Menu Ideas

Firecracker Dip Cups (K-12)

These red, white and blue dip cups are a blast!

Yield: About 17 servings

INSTRUCTIONS

  • 1. Pour 1 quart plus 2 cups boiling water into 4" deep half-steamtable pan. Quickly pour full pouch of beans and enchilada sauce into water. Stir ingredients together and cover. Allow bean mixture to sit for 25 minutes on steamtable. Cool bean mixture in the refrigerator. CCP: Cool to 41°F or lower within 4 hours. CCP: Cool to 70°F within 2 hours and from 70°F to 41°F or lower within an additional 4 hours.
  • 2. Separate cheese sauce in half.
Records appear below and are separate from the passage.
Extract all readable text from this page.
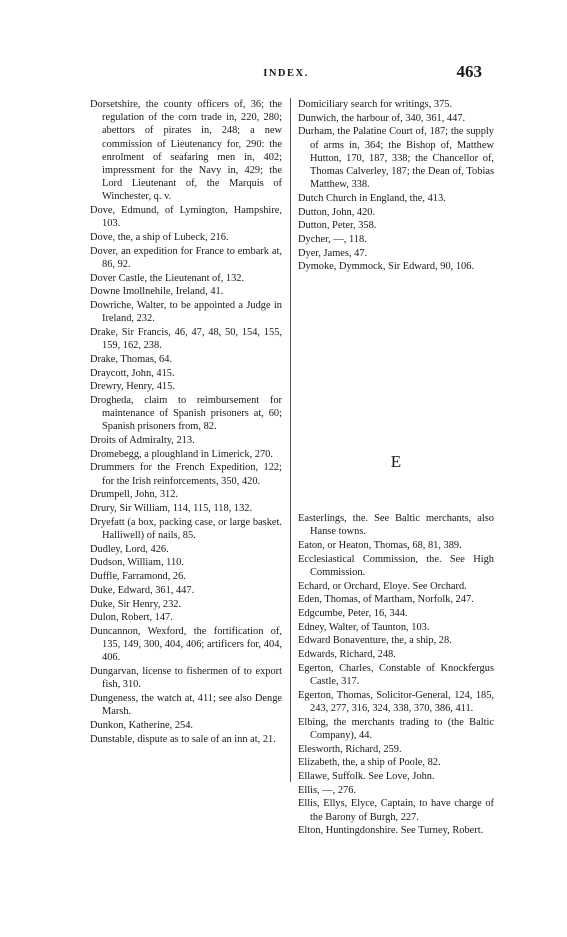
INDEX.	463

Dorsetshire, the county officers of, 36; the regulation of the corn trade in, 220, 280; abettors of pirates in, 248; a new commission of Lieutenancy for, 290: the enrolment of seafaring men in, 402; impressment for the Navy in, 429; the Lord Lieutenant of, the Marquis of Winchester, q. v.

Dove, Edmund, of Lymington, Hampshire, 103.

Dove, the, a ship of Lubeck, 216.

Dover, an expedition for France to embark at, 86, 92.

Dover Castle, the Lieutenant of, 132.

Downe Imollnehile, Ireland, 41.

Dowriche, Walter, to be appointed a Judge in Ireland, 232.

Drake, Sir Francis, 46, 47, 48, 50, 154, 155, 159, 162, 238.

Drake, Thomas, 64.

Draycott, John, 415.

Drewry, Henry, 415.

Drogheda, claim to reimbursement for maintenance of Spanish prisoners at, 60; Spanish prisoners from, 82.

Droits of Admiralty, 213.

Dromebegg, a ploughland in Limerick, 270.

Drummers for the French Expedition, 122; for the Irish reinforcements, 350, 420.

Drumpell, John, 312.

Drury, Sir William, 114, 115, 118, 132.

Dryefatt (a box, packing case, or large basket. Halliwell) of nails, 85.

Dudley, Lord, 426.

Dudson, William, 110.

Duffle, Farramond, 26.

Duke, Edward, 361, 447.

Duke, Sir Henry, 232.

Dulon, Robert, 147.

Duncannon, Wexford, the fortification of, 135, 149, 300, 404, 406; artificers for, 404, 406.

Dungarvan, license to fishermen of to export fish, 310.

Dungeness, the watch at, 411; see also Denge Marsh.

Dunkon, Katherine, 254.

Dunstable, dispute as to sale of an inn at, 21.

Domiciliary search for writings, 375.

Dunwich, the harbour of, 340, 361, 447.

Durham, the Palatine Court of, 187; the supply of arms in, 364; the Bishop of, Matthew Hutton, 170, 187, 338; the Chancellor of, Thomas Calverley, 187; the Dean of, Tobias Matthew, 338.

Dutch Church in England, the, 413.

Dutton, John, 420.

Dutton, Peter, 358.

Dycher, —, 118.

Dyer, James, 47.

Dymoke, Dymmock, Sir Edward, 90, 106.

E

Easterlings, the. See Baltic merchants, also Hanse towns.

Eaton, or Heaton, Thomas, 68, 81, 389.

Ecclesiastical Commission, the. See High Commission.

Echard, or Orchard, Eloye. See Orchard.

Eden, Thomas, of Martham, Norfolk, 247.

Edgcumbe, Peter, 16, 344.

Edney, Walter, of Taunton, 103.

Edward Bonaventure, the, a ship, 28.

Edwards, Richard, 248.

Egerton, Charles, Constable of Knockfergus Castle, 317.

Egerton, Thomas, Solicitor-General, 124, 185, 243, 277, 316, 324, 338, 370, 386, 411.

Elbing, the merchants trading to (the Baltic Company), 44.

Elesworth, Richard, 259.

Elizabeth, the, a ship of Poole, 82.

Ellawe, Suffolk. See Love, John.

Ellis, —, 276.

Ellis, Ellys, Elyce, Captain, to have charge of the Barony of Burgh, 227.

Elton, Huntingdonshire. See Turney, Robert.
Blend one half cheese with food coloring, blend well.
  • 3. In 16 oz clear plastic cups place 2/3 cup/5.4 oz (#6 disher) bean mixture at the bottom, top with 1/2 oz equivalent white cheese and 1/2 oz equivalent blue cheese sauce. Top with 2 Tbsp (#30 disher) chopped tomatoes. Serve with chips or fresh cut veggies for dipping.

NUTRITIONAL INFORMATION

Serving Size 1 EA

Amount Per Serving
Calories 290 Calories from Fat 0
% Daily Value*
Total Fat 9g 13%
Saturated Fat 4.7g 23%
Trans Fat 0g
Cholesterol 0mg 0%
Sodium 655mg 27%
Total Carbohydrate 34g 11%
Dietary Fiber 0g 0%
Sugars 0g
Protein 18g

* Percent Daily Values are based on a 2,000 calorie diet. Your daily values may be higher or lower depending on your calorie needs.